Когда началась война, Рябинкины решили остаться в Ленинграде. Осенью мама посоветовала сыну поступить в военно-морскую спецшколу, чтобы в дальнейшем у него было больше шансов эвакуироваться, но Юра не прошел медкомиссию: у него была сильная близорукость и проблемы с легкими (хронический плеврит).

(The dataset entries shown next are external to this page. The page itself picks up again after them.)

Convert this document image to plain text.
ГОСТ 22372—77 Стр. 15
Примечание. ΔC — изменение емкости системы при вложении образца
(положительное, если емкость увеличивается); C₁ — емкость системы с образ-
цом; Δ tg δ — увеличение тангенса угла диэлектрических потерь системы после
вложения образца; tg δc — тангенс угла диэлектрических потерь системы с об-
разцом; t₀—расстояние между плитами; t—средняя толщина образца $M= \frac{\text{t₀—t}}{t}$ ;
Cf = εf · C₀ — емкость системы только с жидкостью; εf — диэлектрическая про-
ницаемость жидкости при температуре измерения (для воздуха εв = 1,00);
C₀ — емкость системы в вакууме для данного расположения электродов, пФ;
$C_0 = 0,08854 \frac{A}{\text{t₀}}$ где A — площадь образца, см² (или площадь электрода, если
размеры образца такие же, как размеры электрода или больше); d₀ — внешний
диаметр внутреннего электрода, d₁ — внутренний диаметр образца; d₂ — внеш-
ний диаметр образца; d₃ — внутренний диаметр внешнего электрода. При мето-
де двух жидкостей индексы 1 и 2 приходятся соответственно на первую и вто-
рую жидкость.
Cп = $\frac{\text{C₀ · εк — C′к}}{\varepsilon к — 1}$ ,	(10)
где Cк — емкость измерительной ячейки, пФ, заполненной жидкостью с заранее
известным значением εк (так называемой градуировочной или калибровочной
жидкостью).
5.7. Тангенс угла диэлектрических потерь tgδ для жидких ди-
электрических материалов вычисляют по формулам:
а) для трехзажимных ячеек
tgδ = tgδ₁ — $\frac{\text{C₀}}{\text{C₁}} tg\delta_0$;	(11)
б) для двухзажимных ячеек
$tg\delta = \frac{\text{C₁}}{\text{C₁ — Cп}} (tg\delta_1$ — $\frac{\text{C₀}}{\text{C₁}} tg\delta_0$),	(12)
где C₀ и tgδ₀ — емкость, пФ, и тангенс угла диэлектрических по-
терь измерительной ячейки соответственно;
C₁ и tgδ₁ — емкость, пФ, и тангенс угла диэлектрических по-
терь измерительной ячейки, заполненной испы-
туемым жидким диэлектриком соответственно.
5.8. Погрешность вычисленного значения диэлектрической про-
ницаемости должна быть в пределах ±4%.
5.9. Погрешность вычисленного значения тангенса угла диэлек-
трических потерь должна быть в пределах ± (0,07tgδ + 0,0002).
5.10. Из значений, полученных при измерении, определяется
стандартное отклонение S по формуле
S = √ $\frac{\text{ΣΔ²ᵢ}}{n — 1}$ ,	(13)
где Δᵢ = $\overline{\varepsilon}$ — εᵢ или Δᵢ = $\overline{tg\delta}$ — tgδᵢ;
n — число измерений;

В день начала блокады Ленинграда, 8 сентября 1941 года, Юра сделал в дневнике такую запись:

"Дали тревогу. Я и внимания не обратил. Но затем слышу, на дворе поднял­ся шум. Я выглянул, посмотрел сперва вниз, затем вверх и увидел… 12 "юнкер­сов". Загремели разрывы бомб. Один за другим оглушительные разрывы, но стекла не дребезжали. Видно, бомбы падали далеко, но были чрезвычайно большой силы. Я с Ирой бросился вниз. Взрывы не прекращались. Я побежал обратно к себе. <…>"

"Потом откуда-то прибе­жала мама, прорвалась по улице. Скоро дали отбой. Результат фашистской бом­бежки оказался весьма плачевный. Полнеба было в дыму. Бомбили гавань, Кировский завод и вообще ту часть города. Настала ночь. В стороне Кировского завода виднелось море огня. Мало-помалу огонь стихает. Дым, дым проникает всюду, и даже здесь ощущаем его острый запах. В горле немного щиплет от него. Да, это первая настоящая бомбежка города Ленинграда. Сейчас настанет ночь, ночь с 8 на 9/IX. Что-то эта ночь принесет?"Юра Рябинкин

25 сентября 1941 года

"Сегодня я окончательно решил, что мне делать. В спецшколу не иду. Получаю паспорт. Остаюсь в школьной команде. Прошу маму эвакуироваться, чтобы иметь возможность учиться. Пока езжу на окопы. Через год меня берут в армию. Убьют не убьют. После войны иду в кораблестроительный институт или на исторический факультет. Попутно буду зарабатывать на физической работе сколько могу. Итак, долой политику колебаний! Сегодня иду в школу к 8. Если мама придет раньше, скажу ей мое решение. Все остальные исхо­ды я продумал и отказался от них.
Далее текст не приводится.